Cartas desde el infierno es ese tratado filosófico en el que se condensan los cuentos, poemas, cartas y reflexiones de un hombre que luchó sin otra arma que su mente. Un cuerpo muerto entre los vivos (cómo él mismo se describió), pero de fuerza hercúlea para batallar contra la moral religiosa, la relatividad de la ley, la falta de empatía, la falsa defensa de la dignidad humana que mostraban todos aquellos que le obligaban a vivir. Porque, para ellos, vivir era un deber.
No obstante, vuelvo y repito, Sampedro no era un mártir. Los que lo imaginaban como un hombre deprimido, los que le recomendaban tener fe, los que lo encomendaban a los rezos y le metían su esperanza por los ojos, estaban muy equivocados. Perdieron el tiempo y se lo hicieron perder a él durante décadas, por no escuchar.
Los que lo leemos ahora y realmente deseamos entender, entendemos. Entendemos su denuncia contra las leyes, contra el derecho constitucional a vivir, pero no a morir, cuando son ambas cosas igual de naturales y justas. Entendemos su deseo de rechazar las fuerzas del Estado y la Iglesia, que van en mayúsculas porque buscan ejercer su autoridad. Entendemos, en suma, que la eutanasia no se legaliza todavía porque detrás subyace el interés político y religioso, la superstición, el miedo y la hipocresía.
Entendemos, al fin, que esa defensa por la vida es puro cuento chino. Que presenciamos día a día la muerte prematura que causa el hambre, la pobreza, la violencia de género, la guerra, la tenencia de armas, la explotación o la delincuencia sin pestañear y sin acordarnos de nuestra ética intermitente. Pero, está bien, para que no me acusen de extremista o demagoga, me voy a centrar en el argumento de mayor peso.
Básicamente, lo que se esconde detrás de la negación a la muerte digna, es lo de siempre: por un lado, el sucio juego político de toma y dame, de tú dices que está bien y yo, para contradecirte, te digo que está mal. Hago como que va en contra de mis principios ideológicos cuando en realidad me importa un bledo, solo defiendo mis intereses políticos.
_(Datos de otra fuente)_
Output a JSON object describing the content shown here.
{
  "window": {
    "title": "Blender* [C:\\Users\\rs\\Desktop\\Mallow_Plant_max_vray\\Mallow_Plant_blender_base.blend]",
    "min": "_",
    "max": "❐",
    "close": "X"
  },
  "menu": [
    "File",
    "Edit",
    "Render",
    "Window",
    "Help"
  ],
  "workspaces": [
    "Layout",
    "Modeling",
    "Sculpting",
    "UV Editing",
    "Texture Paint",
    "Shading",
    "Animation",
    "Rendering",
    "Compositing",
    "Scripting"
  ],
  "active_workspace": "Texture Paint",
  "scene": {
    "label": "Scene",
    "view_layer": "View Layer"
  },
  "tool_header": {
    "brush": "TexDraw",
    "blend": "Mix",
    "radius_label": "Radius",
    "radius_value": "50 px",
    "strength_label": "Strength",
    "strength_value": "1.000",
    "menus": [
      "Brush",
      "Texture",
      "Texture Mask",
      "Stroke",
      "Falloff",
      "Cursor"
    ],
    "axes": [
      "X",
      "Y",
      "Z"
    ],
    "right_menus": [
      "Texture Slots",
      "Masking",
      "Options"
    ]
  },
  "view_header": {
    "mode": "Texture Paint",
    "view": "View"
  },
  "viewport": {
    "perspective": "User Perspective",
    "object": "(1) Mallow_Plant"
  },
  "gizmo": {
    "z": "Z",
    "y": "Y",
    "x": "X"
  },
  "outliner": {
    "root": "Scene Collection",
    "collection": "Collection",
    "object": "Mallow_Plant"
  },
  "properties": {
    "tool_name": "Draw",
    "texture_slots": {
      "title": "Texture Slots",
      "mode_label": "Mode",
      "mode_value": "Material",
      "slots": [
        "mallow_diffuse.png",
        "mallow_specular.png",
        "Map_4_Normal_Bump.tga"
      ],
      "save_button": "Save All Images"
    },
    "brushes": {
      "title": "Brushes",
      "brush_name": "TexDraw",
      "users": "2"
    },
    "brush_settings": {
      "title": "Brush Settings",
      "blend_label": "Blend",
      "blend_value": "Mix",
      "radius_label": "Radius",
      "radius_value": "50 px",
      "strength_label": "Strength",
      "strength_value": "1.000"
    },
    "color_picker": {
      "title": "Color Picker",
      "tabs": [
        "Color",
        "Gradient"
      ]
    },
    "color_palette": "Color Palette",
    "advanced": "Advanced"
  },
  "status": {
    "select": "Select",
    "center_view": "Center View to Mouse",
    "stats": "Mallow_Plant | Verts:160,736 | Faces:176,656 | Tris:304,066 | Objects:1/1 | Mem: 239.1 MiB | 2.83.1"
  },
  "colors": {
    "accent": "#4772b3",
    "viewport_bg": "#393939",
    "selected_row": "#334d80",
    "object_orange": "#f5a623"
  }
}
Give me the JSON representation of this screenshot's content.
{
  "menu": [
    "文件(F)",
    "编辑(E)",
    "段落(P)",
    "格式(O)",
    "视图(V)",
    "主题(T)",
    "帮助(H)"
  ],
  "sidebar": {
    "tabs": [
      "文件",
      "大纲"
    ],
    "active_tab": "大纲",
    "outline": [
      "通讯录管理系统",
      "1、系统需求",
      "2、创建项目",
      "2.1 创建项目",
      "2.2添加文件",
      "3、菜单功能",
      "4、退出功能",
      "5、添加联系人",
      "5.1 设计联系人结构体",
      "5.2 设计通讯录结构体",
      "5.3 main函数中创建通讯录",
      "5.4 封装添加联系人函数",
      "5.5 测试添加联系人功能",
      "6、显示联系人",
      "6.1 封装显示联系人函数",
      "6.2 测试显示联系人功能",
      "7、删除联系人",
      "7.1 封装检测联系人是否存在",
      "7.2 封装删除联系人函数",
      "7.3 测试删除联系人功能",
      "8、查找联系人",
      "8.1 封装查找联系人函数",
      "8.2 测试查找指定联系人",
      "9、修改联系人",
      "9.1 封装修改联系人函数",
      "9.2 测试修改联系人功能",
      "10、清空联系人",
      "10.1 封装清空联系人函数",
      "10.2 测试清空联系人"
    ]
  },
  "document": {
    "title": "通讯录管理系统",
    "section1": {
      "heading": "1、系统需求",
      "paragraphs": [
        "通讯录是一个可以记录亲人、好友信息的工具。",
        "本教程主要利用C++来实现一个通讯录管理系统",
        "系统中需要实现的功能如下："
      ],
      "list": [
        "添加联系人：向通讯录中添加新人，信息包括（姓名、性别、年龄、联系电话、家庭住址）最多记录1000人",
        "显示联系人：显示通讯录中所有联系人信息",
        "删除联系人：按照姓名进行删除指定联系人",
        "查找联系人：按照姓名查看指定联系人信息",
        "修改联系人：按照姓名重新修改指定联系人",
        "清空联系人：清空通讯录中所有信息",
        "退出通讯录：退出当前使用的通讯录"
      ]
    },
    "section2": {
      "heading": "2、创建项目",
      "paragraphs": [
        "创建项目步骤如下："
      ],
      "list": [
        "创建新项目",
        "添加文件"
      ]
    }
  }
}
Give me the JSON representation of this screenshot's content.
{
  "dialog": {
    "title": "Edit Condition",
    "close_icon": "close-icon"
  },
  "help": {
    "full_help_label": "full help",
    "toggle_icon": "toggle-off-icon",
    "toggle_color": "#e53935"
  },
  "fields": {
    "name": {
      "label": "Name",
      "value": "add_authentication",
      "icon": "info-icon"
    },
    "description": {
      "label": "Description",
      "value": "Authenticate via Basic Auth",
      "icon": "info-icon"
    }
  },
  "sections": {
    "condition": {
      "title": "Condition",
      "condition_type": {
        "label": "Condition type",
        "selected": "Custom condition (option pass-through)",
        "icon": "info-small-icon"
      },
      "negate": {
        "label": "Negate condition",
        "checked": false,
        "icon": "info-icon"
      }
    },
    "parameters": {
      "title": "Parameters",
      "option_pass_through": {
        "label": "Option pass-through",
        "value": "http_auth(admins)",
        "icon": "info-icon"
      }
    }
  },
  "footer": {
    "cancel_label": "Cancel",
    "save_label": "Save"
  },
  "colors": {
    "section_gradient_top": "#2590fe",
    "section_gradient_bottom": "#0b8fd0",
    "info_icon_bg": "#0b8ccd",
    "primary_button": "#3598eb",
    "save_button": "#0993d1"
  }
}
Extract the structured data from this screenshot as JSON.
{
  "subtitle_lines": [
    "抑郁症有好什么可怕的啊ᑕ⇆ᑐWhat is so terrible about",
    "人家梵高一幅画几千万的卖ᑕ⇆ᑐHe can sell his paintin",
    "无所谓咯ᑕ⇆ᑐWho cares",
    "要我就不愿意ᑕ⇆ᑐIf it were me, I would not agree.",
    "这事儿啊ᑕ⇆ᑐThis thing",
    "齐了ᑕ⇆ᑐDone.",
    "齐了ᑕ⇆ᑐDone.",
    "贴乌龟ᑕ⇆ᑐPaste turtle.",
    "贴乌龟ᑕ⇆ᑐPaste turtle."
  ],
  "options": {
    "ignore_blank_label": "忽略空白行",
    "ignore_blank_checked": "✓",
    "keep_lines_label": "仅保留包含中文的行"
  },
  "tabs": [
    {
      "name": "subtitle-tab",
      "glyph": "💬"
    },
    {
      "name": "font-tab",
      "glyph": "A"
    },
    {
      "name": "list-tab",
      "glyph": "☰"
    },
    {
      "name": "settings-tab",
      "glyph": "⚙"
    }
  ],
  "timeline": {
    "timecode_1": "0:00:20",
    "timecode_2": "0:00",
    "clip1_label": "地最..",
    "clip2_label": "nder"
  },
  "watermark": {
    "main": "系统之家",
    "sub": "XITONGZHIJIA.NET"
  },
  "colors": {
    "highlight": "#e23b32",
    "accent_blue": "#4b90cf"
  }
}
Y como al final el destino de la ciudadanía lo deciden esos cuatro señores que se reúnen en el parlamento para tirarse los trastos a la cabeza al margen de cualquier reflexión racional, pues no hay más que hablar. Sampedro, en palabras menos llanas, habla de la autoridad del Estado y la negación que este hace a sus derechos.
Por otro, está el hecho de que se le quisiese imponer una moral religiosa que él en ningún momento aceptó. Ese, para mí, es uno de los grandes problemas del asunto. Si yo no creo en ese dios que supuestamente me castigaría por renunciar al milagro de la vida, si yo no comparto su palabra transmitida a través de dudosas fuentes, si para mí la iglesia y sus dogmas no significan nada... ¿por qué diablos debo someterme a sus preceptos? En un estado supuestamente laico, esta cuestión debería tener mucho menos peso del que desgraciadamente tiene en nuestra sociedad.
Porque, al final, todo este debate se reduce a una cuestión de libertad de elección, pero sobre todo de pensamiento. De dejar de afrontar la muerte con tanta cobardía. De dejar de someter a los otros a nuestro miedo, a nuestros principios dogmáticos, a nuestro interés político. En suma, de hacernos libres de cuerpo y especialmente de mente.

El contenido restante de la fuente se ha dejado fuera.